CTI Simulation and QTI tutorial : Week 3#
What I did this week:#
This week I worked on finishing the simulations with the appropriate documentation. I also worked on creating a general tutorial for CTI/ QTI as one doesn’t already exist for QTI.
The idea behind this general tutorial was that there isn’t any tutorial for advanced diffusion encoding. The closest documentation QTI has is here. However, there are several youtube videos. So, in this tutorial we started with simulating qti, and then we make things a little more complex by adding information on CTI as QTI can only handle a single Gradient Table whereas CTI can handle multiple Gradient Tables.
This week I also started by initializing
cti_tests.py file by adding relevant simulations to it.
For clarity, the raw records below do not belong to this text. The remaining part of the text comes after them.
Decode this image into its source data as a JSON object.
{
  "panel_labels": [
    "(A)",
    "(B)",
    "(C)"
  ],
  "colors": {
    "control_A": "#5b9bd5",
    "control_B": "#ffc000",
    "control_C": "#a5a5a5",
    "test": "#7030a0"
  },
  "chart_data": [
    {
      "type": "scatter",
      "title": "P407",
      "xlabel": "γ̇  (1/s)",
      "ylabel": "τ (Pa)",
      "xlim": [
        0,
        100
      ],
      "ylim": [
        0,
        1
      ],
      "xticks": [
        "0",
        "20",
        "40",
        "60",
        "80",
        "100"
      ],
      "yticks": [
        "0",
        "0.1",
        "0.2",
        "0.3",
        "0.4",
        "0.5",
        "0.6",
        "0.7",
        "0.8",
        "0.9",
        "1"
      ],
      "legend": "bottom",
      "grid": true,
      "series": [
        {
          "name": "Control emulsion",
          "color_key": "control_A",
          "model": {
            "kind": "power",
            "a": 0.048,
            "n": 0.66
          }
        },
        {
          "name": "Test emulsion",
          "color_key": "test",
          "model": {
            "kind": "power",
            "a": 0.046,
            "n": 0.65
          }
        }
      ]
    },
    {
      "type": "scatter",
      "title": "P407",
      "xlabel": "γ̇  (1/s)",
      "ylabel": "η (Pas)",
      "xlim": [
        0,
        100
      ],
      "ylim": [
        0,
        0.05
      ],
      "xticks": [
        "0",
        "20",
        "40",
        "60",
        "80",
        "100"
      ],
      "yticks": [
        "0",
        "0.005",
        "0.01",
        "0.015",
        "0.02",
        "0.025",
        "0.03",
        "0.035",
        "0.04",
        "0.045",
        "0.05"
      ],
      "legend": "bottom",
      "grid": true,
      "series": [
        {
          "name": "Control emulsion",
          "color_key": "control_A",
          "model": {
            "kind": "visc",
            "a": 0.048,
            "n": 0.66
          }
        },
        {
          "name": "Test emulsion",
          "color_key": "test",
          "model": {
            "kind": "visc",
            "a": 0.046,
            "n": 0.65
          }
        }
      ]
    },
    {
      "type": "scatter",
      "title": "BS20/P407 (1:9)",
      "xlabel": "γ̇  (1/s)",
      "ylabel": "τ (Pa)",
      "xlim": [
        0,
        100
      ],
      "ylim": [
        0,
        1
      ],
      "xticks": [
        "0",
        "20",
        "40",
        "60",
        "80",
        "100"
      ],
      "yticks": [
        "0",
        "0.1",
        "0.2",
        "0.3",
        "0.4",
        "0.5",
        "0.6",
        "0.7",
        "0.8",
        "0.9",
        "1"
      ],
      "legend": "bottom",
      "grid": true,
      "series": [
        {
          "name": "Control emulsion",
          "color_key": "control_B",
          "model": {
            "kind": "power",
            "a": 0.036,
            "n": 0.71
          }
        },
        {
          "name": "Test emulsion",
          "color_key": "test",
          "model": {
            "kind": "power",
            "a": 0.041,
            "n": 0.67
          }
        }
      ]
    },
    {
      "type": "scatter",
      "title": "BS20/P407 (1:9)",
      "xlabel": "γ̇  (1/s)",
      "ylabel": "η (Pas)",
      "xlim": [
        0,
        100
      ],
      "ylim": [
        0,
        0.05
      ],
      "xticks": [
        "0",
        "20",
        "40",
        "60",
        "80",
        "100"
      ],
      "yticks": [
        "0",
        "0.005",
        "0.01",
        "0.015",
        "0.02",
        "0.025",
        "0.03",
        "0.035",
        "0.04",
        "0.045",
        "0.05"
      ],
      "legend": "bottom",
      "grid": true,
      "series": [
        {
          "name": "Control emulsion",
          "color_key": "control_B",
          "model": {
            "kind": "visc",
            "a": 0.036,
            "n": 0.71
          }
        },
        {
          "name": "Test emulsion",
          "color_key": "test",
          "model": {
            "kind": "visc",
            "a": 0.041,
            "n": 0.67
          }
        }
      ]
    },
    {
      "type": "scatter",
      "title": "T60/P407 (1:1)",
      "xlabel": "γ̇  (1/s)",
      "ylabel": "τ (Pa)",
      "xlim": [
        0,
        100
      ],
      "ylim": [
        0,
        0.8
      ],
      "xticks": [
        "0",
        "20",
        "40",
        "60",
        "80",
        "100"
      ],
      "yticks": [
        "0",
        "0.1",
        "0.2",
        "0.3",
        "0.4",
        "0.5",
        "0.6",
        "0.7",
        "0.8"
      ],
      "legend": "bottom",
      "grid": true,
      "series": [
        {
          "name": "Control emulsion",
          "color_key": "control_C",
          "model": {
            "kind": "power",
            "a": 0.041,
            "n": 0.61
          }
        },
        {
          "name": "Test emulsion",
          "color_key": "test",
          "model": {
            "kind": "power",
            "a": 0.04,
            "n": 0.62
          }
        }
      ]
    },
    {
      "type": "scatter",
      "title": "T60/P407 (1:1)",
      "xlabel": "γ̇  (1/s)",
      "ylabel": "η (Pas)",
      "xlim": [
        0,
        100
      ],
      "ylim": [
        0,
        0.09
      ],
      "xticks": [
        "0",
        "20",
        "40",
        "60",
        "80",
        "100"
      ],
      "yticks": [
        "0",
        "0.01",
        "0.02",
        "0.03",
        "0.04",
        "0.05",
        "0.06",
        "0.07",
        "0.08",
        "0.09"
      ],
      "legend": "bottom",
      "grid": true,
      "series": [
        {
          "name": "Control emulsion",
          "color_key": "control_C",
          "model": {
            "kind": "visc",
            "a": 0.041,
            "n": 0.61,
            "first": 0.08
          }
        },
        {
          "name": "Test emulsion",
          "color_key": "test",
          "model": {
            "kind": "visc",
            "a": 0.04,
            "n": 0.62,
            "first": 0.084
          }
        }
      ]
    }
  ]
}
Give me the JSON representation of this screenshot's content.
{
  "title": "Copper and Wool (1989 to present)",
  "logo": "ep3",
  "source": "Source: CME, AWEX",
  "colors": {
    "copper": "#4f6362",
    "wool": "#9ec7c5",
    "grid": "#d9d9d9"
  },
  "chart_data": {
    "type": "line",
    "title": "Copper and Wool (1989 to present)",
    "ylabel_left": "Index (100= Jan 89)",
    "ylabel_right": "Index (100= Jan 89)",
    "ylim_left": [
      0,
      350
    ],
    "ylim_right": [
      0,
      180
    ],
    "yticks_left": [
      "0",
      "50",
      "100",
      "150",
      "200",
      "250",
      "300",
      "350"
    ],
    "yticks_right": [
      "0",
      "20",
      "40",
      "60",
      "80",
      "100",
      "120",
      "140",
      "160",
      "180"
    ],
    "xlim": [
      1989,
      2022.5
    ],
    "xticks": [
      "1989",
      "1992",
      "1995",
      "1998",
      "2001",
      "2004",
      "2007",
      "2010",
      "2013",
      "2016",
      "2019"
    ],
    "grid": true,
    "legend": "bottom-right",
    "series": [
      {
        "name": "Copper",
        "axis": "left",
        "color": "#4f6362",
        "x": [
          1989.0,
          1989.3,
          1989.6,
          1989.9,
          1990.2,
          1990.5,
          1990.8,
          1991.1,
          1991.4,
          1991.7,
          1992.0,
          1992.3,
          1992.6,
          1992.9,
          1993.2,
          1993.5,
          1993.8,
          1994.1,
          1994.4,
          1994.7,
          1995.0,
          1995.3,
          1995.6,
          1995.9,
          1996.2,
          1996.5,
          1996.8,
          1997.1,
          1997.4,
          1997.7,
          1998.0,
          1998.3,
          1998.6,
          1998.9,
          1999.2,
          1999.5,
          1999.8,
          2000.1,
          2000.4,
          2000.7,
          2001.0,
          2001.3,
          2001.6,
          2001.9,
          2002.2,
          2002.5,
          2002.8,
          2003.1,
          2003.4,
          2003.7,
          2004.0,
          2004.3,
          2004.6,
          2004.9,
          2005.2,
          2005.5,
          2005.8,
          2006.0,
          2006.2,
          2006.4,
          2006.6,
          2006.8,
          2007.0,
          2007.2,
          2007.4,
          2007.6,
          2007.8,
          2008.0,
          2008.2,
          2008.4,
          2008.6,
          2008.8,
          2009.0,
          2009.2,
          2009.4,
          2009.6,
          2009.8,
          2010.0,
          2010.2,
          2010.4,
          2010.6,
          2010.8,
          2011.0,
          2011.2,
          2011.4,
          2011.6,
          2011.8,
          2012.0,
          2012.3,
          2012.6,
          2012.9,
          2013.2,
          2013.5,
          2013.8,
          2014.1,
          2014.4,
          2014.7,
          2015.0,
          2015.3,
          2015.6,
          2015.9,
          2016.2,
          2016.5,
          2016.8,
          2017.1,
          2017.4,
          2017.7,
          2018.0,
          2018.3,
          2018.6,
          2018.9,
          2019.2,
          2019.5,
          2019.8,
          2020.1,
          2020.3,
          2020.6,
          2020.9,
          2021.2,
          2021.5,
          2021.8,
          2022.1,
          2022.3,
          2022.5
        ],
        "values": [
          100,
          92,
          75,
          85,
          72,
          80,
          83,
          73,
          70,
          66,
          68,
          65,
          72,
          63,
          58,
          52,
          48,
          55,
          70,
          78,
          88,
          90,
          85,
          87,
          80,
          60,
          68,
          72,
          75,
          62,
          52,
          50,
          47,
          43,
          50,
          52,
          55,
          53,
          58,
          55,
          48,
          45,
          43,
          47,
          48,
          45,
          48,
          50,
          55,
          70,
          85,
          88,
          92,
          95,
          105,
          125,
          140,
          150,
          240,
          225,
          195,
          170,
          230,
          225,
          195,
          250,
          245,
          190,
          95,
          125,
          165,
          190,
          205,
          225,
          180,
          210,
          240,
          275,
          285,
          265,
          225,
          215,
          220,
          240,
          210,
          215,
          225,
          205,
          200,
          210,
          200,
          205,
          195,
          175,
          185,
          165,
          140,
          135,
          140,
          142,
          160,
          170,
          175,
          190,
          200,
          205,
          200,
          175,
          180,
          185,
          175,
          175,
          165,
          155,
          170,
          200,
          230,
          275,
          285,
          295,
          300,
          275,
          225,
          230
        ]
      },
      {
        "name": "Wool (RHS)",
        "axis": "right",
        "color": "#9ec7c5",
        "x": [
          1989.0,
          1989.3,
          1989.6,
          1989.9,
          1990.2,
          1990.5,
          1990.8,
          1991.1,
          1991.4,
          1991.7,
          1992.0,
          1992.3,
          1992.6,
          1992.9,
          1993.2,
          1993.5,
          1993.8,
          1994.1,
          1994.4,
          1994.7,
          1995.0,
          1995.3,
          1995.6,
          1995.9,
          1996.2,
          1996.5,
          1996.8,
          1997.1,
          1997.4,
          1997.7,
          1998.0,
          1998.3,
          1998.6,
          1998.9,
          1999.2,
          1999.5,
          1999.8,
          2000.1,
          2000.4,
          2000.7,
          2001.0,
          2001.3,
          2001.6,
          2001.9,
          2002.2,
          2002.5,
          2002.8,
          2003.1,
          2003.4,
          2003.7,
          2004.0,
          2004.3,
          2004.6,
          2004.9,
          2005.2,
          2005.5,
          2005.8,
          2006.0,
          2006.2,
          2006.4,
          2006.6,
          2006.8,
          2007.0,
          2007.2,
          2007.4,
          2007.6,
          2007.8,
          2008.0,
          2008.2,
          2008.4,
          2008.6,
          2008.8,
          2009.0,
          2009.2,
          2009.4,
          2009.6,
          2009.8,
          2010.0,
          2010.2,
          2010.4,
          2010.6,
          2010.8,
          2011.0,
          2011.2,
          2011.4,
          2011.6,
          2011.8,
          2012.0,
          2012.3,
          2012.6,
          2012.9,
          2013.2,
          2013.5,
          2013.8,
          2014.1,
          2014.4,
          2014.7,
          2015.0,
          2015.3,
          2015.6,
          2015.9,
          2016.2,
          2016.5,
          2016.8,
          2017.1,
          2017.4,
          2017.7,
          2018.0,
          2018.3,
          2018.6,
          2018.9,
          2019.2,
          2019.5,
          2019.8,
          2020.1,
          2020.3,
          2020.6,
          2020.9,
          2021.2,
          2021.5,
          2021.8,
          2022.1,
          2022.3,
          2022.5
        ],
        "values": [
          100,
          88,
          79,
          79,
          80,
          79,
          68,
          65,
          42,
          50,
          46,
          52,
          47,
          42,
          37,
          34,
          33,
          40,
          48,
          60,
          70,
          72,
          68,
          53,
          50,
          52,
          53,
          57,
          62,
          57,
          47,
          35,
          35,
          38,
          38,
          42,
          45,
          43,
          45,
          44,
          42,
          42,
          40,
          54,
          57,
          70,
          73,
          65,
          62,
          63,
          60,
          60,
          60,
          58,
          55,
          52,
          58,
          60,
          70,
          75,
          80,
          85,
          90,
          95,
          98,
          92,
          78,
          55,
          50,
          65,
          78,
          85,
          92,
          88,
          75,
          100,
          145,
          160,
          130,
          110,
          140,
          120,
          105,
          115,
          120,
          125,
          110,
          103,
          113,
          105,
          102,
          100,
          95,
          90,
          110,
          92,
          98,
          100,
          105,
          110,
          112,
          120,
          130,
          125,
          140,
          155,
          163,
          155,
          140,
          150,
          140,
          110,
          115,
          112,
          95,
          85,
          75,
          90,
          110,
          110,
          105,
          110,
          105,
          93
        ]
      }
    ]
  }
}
What Is coming up next week:#
I intend on finishing the simulations with appropriate documentation and theory lines. If time permits, I’ll resume working on the
cti.py file and it’s tests section.
The work on creating simulations is not entirely complete as it requires conversion of all .py files into rst so that it could be generated by sphinx. I also intend on making the tutorial more complete by maybe adding some more detail to it.
The major thing I intend on working on is the construction of the design matrix for the CTI model.
In the context of diffusion MRI, a design matrix refers to a matrix that encodes the relationship between the data (diffusion-weighted signals) and the model parameters we want to estimate. It is essentially a way to map the model parameters to the observed data.
The design matrix in case of CTI captures more complex tissue microstructure information than either DTI or DKI or QTI.
Did I get stuck anywhere#
No, I didn’t get stuck. But implementing btensor value for CTI simulation did require a bit of effort.